Tasmanian Senator Claire Chandler explained on her website she is looking at introducing a bill to ensure sporting clubs are allowed to host single-sex sport.
The term 'single-sex sport' has been used by those who have been campaigning against trans women to be included in teams catered to the gender of their choosing.
Proponents suggest that if a trans woman is playing in an all-female team then the group is technically mixed gendered.
Senator Chandler said Australia's Sex Discrimination Act allows people to sue sporting codes, clubs and volunteers for discrimination if they offer single-sex women's sport.
This is something she wants to change.
The Tasmanian politician believes her bill will 'restore the rights of women and girls in sport' because 'single-sex sport for women and girls is a fundamental good for our society'.
"Single-sex sport for women and girls should not only be legal, it should be celebrated, promoted and encouraged at every level of sport," she wrote.
"Women's single-sex sport is not a privilege only for elite competitions, it's just as important at local level.
"Sporting clubs and codes shouldn't have to hire teams of lawyers, doctors and sport scientists to prove they can keep their women's sport's competitions and teams single-sex."
Senator Chandler insists that she isn't against trans women and girls, however she believes that female sports are under threat if they allow trans athletes.

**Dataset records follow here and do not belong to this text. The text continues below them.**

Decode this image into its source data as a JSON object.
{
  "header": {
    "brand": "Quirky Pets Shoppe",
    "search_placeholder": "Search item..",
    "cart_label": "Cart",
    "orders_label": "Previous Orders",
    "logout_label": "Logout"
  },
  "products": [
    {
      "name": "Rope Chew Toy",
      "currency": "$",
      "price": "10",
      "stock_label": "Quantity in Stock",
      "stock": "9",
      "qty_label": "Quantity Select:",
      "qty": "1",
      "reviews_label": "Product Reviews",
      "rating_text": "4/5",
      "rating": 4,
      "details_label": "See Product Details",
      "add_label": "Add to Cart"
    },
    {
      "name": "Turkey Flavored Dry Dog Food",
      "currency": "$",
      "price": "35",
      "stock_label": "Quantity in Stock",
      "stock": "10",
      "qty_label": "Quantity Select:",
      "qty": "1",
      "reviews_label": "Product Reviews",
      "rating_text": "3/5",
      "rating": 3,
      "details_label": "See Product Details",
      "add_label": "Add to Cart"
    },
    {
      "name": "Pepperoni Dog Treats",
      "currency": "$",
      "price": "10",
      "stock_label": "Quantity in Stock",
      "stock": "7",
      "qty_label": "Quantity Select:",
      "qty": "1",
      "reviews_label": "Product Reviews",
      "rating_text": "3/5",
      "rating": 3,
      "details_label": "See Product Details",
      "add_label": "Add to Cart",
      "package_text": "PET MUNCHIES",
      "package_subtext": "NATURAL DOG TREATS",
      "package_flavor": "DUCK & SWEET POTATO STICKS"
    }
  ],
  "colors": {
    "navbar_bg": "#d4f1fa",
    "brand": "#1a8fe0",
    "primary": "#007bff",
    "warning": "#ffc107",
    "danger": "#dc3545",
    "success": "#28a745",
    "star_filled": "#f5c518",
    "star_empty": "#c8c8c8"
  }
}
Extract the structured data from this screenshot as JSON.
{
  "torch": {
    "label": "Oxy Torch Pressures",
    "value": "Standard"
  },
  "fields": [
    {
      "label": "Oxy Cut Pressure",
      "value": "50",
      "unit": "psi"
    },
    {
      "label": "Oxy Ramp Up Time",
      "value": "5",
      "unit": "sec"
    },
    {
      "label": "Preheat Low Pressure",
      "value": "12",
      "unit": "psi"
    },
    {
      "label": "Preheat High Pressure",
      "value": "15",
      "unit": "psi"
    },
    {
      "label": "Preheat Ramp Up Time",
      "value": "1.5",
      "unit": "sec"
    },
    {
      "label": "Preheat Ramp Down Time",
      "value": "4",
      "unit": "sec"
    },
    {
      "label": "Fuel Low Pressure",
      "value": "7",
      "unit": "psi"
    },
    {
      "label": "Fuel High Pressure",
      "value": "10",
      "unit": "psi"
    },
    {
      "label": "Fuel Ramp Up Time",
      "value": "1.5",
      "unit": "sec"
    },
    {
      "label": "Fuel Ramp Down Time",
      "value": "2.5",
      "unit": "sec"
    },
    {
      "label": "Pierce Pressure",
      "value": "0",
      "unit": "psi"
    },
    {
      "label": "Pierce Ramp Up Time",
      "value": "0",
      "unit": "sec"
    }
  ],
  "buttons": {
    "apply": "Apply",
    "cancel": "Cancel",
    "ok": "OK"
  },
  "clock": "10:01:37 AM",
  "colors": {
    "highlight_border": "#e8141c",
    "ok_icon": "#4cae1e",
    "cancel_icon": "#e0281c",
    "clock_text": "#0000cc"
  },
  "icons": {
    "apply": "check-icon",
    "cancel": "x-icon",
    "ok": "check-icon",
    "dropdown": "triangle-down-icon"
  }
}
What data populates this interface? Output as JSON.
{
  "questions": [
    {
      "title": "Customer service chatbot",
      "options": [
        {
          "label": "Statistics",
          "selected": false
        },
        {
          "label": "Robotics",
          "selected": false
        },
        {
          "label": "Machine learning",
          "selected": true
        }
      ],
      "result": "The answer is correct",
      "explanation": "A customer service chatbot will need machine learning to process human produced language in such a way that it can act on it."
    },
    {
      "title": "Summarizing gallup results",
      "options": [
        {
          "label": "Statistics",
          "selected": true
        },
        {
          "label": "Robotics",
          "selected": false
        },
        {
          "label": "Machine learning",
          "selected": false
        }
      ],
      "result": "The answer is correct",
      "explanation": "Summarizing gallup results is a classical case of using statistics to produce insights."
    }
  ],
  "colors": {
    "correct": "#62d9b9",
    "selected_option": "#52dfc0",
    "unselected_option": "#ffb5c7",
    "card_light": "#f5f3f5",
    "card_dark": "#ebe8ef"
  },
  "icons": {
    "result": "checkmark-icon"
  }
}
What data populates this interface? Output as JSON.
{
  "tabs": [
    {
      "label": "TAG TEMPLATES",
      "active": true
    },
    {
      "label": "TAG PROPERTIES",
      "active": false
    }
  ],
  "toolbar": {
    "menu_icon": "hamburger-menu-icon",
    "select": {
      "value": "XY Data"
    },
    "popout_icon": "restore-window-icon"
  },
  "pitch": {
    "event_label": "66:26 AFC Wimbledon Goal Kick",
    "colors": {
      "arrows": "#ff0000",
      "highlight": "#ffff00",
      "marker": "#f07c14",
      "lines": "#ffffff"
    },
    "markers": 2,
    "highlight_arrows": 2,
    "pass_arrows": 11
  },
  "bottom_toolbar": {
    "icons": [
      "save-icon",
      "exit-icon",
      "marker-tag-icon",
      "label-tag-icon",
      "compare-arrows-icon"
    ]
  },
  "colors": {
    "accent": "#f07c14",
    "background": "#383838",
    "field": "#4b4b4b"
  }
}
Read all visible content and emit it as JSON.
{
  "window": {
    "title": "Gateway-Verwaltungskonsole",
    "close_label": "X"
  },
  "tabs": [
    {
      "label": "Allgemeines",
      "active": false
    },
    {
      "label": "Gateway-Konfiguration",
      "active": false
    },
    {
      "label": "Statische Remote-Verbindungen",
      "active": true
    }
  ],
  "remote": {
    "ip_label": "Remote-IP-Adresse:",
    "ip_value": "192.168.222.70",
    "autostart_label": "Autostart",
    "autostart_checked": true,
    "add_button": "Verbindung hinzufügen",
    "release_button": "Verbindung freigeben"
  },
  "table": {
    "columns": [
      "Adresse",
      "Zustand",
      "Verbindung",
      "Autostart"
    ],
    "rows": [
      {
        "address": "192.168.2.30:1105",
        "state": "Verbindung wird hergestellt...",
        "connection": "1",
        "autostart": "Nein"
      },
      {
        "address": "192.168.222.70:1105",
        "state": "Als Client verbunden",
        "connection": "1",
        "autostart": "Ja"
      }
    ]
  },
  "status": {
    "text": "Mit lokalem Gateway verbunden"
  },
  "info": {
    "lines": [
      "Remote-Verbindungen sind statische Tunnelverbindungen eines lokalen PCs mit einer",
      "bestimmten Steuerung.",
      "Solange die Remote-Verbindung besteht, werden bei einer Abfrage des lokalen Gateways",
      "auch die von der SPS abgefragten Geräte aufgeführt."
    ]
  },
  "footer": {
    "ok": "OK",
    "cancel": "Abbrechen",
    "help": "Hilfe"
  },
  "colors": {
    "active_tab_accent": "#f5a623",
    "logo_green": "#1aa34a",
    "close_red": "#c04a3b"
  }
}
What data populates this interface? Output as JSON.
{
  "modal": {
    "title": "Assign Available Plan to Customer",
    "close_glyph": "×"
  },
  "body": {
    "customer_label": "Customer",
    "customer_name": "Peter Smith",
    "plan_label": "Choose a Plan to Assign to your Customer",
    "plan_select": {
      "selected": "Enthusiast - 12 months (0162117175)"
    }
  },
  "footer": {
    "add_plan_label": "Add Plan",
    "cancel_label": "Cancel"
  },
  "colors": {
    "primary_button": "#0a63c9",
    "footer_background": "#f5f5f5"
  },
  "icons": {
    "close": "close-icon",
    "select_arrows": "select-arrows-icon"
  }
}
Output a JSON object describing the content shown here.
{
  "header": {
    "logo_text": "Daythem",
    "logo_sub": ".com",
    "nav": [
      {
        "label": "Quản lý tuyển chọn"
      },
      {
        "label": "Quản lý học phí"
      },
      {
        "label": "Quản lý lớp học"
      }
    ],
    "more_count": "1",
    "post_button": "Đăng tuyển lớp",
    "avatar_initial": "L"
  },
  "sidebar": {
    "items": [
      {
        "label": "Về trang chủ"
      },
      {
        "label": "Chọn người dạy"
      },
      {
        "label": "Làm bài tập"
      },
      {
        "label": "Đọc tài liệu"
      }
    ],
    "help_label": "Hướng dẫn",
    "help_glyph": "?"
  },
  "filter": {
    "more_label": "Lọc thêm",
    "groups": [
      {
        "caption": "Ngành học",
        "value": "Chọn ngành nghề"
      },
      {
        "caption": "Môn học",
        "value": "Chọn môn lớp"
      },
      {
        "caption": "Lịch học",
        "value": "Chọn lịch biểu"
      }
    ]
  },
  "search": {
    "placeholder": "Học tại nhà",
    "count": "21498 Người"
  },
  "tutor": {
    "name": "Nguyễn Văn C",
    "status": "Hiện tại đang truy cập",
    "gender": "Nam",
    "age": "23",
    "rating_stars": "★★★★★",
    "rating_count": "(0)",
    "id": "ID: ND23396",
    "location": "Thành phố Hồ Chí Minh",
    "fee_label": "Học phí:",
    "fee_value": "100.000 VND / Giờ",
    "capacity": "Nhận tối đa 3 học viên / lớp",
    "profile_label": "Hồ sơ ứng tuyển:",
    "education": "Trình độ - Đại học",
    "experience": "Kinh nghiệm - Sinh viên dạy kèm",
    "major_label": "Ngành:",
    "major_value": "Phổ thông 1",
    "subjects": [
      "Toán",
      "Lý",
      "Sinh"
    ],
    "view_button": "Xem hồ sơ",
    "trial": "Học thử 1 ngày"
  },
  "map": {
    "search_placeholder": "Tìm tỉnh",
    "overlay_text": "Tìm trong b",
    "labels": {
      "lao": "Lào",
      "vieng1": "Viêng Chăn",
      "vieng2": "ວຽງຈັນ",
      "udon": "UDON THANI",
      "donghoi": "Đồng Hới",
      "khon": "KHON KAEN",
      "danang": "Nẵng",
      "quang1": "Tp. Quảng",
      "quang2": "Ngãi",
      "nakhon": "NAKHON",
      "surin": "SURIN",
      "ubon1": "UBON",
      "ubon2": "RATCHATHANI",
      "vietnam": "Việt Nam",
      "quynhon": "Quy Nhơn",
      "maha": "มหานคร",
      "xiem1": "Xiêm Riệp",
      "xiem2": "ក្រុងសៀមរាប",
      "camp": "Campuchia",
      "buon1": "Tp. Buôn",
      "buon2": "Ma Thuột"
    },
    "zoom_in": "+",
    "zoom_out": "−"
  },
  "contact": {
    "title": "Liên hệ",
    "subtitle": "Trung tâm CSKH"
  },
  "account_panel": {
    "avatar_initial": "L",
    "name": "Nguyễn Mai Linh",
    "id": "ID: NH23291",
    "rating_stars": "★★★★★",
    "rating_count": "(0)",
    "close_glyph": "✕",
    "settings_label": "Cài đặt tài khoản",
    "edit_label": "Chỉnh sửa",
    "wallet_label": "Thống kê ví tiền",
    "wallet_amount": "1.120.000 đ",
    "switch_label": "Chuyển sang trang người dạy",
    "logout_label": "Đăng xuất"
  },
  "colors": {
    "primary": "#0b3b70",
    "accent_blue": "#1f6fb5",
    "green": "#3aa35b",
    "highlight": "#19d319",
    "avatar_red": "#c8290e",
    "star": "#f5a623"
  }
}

"I continue to support trans people playing in sport - it's up to sporting codes to offer both single-sex sport for women and other options that support participation for everyone," she added.
In an accompanying Facebook post, the Senator pointed to the recent Tokyo Olympic Games and how a New Zealand weightlifter was the first transgender athlete to compete.
Laurel Hubbard made history went she entered the 2020 Games and even though she didn't walk away with a medal, it was heralded as a major moment for sport.
However, a landmark report released after the global competition ended explained how changes might need to be made in individual sports if they want to allow trans women.
The Sports Councils Equality Group (SCEG), which covers UK Sport, Sport England, Sport Wales, Sport Scotland and Sport Northern Ireland, released its findings after an 18-month investigation.
It ruled that trans athletes, fairness and safety cannot 'co-exist in a single competitive model'.
SCEG recommended introducing an 'open' category at competitions up to the national level for trans athletes to compete in instead of male or female.
Their guidance only covers community-level sport and doesn't apply to international, professional or elite sport.